On the Descriptive Complexity of Vertex Deletion Problems

TL;DR

This paper classifies the complexity of vertex deletion problems in graphs based on detailed logical quantifier patterns, revealing new tractable cases and intractable thresholds across various graph types.

Contribution

It introduces a refined classification from quantifier alternations to patterns, establishing a complete trichotomy and identifying new tractable and hard cases.

Findings

New tractable fragments in parameterized complexity classes.

Vertex deletion is W[1]-hard with just one quantifier per alternation.

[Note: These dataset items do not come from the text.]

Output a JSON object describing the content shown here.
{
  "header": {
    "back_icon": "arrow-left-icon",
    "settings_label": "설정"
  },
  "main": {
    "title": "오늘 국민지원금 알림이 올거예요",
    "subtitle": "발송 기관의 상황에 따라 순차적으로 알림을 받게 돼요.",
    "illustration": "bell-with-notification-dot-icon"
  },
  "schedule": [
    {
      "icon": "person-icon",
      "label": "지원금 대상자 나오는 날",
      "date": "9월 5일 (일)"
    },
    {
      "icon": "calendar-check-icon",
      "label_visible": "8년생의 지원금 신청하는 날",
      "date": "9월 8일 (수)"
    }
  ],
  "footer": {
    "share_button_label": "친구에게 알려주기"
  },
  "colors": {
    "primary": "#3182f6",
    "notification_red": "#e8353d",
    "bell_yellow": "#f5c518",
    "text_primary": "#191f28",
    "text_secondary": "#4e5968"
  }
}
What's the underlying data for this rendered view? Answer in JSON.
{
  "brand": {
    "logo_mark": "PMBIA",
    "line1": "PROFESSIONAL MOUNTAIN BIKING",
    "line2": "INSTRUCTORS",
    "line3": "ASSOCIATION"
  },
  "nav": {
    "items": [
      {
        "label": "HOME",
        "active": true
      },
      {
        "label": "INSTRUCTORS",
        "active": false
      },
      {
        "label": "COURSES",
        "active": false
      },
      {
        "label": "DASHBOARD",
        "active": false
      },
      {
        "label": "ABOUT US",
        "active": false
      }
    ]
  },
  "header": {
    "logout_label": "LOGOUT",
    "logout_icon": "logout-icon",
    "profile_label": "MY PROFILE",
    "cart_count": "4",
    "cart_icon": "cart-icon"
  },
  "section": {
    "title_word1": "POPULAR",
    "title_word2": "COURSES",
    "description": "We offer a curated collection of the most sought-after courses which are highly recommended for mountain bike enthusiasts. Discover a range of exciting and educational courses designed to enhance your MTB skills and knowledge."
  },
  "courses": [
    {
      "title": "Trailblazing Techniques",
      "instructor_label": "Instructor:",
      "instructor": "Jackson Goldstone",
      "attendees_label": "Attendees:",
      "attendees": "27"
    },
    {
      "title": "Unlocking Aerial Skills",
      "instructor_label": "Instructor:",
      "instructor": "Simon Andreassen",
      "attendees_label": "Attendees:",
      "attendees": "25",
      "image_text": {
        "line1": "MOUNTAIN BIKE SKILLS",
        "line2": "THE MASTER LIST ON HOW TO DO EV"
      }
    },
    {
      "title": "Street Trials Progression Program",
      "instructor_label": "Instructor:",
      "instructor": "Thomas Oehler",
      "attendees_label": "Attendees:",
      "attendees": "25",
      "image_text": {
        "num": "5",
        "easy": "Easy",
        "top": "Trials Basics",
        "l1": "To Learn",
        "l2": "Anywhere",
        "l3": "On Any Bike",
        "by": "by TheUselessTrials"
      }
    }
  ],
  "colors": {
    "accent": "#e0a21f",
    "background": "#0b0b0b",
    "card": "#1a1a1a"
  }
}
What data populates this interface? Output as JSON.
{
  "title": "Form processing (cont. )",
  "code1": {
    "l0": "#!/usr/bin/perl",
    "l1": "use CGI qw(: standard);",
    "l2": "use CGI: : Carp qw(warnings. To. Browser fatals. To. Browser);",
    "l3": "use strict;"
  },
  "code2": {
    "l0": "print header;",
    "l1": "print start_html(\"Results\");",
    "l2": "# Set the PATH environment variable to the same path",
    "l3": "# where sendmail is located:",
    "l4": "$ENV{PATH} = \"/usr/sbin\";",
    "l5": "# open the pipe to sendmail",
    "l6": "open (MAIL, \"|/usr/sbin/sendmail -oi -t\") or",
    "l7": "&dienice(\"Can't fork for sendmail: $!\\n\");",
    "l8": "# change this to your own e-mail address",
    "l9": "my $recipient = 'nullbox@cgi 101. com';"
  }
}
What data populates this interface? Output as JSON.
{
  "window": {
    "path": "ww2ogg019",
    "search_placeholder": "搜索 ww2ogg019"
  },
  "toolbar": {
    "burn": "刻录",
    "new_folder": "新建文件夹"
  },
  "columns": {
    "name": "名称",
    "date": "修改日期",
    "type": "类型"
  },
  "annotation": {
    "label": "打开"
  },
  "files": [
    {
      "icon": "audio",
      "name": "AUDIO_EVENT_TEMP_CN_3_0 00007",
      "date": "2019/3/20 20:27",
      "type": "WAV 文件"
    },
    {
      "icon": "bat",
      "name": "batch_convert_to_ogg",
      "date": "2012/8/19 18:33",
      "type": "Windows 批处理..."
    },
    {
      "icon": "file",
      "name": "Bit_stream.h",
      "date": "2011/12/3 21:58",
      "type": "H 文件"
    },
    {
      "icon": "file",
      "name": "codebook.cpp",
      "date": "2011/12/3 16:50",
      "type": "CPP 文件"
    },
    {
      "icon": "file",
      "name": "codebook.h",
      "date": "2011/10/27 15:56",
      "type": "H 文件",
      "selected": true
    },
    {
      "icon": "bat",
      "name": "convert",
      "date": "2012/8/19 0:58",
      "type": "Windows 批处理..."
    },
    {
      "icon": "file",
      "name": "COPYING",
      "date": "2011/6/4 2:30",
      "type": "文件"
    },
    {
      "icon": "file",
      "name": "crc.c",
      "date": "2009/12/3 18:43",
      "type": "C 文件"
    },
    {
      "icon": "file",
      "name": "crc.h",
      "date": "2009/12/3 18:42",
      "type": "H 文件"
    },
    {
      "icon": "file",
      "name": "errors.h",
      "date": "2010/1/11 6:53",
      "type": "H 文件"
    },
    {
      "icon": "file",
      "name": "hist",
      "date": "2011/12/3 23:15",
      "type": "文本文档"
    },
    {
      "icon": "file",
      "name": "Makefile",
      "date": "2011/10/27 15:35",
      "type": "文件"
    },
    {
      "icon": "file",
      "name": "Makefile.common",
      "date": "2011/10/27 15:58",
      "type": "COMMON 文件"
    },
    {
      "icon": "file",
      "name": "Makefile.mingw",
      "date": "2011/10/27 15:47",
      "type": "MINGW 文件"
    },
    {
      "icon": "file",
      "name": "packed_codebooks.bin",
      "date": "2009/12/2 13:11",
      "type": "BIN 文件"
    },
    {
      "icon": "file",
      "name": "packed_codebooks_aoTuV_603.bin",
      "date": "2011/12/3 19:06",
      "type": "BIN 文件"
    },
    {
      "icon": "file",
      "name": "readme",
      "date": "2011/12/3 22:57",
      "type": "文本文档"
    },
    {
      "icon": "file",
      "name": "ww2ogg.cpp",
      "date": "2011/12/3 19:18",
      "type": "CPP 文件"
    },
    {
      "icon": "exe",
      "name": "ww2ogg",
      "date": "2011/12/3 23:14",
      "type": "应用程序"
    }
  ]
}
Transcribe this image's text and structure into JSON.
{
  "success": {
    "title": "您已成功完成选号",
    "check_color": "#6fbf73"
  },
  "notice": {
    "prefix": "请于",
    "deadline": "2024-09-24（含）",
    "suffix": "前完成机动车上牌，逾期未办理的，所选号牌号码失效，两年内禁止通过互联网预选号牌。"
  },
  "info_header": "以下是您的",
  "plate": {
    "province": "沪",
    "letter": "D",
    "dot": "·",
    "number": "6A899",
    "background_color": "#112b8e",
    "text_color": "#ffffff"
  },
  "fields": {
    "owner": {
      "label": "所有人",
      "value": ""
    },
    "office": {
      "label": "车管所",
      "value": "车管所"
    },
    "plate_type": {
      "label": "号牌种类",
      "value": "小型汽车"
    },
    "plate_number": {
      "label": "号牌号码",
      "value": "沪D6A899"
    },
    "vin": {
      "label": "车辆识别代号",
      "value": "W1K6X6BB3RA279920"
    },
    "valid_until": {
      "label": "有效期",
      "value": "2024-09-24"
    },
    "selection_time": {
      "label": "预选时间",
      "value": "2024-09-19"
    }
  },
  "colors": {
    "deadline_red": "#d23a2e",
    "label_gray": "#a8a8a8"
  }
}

Complexity frontiers vary across graph types and structures.

Abstract

Vertex deletion problems for graphs are studied intensely in classical and parameterized complexity theory. They ask whether we can delete at most k vertices from an input graph such that the resulting graph has a certain property. Regarding k as the parameter, a dichotomy was recently shown based on the number of quantifier alternations of first-order formulas that describe the property. In this paper, we refine this classification by moving from quantifier alternations to individual quantifier patterns and from a dichotomy to a trichotomy, resulting in a complete classification of the complexity of vertex deletion problems based on their quantifier pattern. The more fine-grained approach uncovers new tractable fragments, which we show to not only lie in FPT, but even in parameterized constant-depth circuit complexity classes. On the other hand, we show that vertex deletion becomes intractable already for just one quantifier per alternation, that is, there is a formula of the form {\forall}x{\exists}y{\forall}z({\psi}), with {\psi} quantifier-free, for which the vertex deletion problem is W[1]-hard. The fine-grained analysis also allows us to uncover differences in the complexity landscape when we consider different kinds of graphs and more general structures: While basic graphs (undirected graphs without self-loops), undirected graphs, and directed graphs each have a different frontier of tractability, the frontier for arbitrary logical structures coincides with that of directed graphs.